Rini brushed her curls out of her face as the wind sent them flying. “I can’t fit into any of my pants, haven’t shit in three days, and sex disgusts me. You’d be on edge, too.”
“Probably,” I admitted. I was almost there. Sex disgusted me, but only because I couldn’t imagine getting the big O with anyone other than my drawer of toys or Slater. “But you don’t need to lash out at the world.”
“That woman’s committing a robbery,” she argued, pulling her aviators over her eyes.
“Well, you picked a posh boutique…” I trailed.
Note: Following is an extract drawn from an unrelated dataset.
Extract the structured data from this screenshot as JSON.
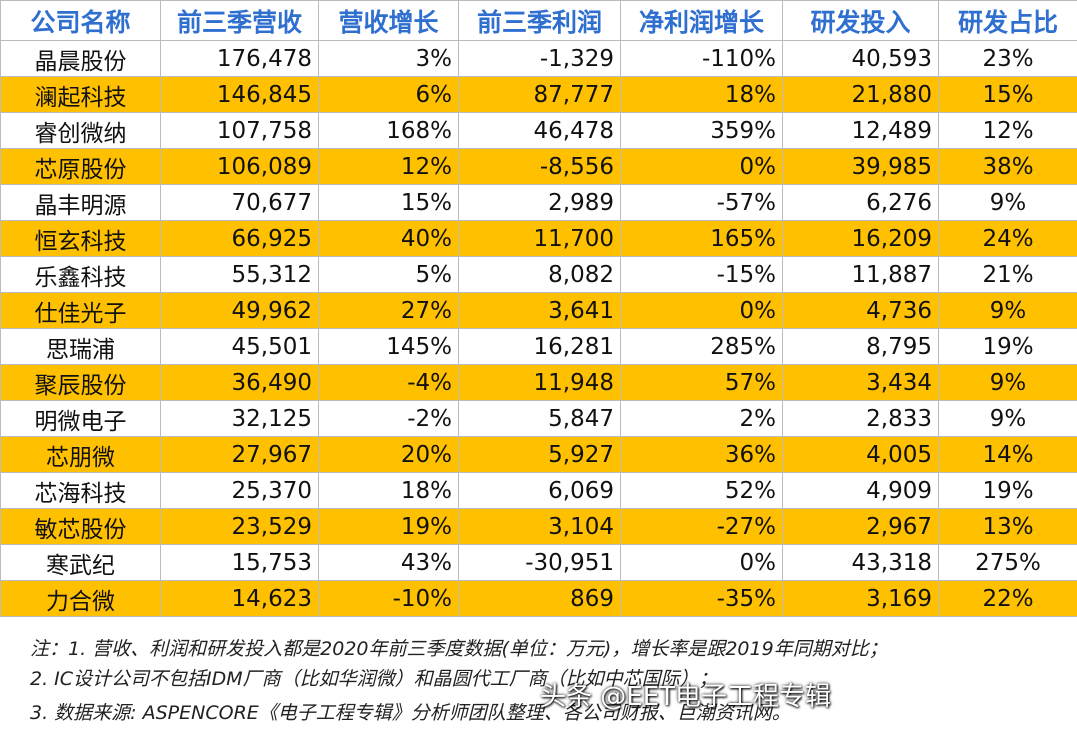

New money very much applied to my sister. Not that she threw it around. She and Sage were still sensible about her newfound fortune, but once in a while they splurged. That winter it’d been a family cabin in the Poconos for us all to enjoy. I hadn’t visited yet. I was too busy pouting the days away.
She made an ugly face at me but still looked radiant in her floral maxi dress. The old adage wasn’t lying about a pregnant woman’s glow. I wished I could bottle up some of her beauty and use it on myself. “Lesson learned.”
“We’ll find plenty of stuff for Baby Mullen,” I reassured, reaching out to pat her shoulder gently. “Do you want to grab lunch?”
My stomach was already growling, but passing a sandwich shop sent it into overdrive. The dueling scents of roasted veggies and meats begged me to stop.
She didn’t miss a beat. “Duh.”
We found a table along the street, and I knew what I wanted before my butt hit the slatted seat. A grilled veggie panini. The woman at the table next to us was struggling to eat one, and the stringy cheese had my undivided attention.
Rini wasn’t so decisive, weighing the pros and cons of a BLT vs an avocado melt. Apparently the baby wasn’t sure, but bacon was the ultimate winner.
Our food took forever, but the weekend foot traffic downtown provided plenty of people-watching material. It also made the food that much better by the time it came out.
“How are you holding up, Single Pringle?” Rini asked as she swiped a sweet potato fry from my plate. She’d devoured all of hers within a minute of her plate touching the table.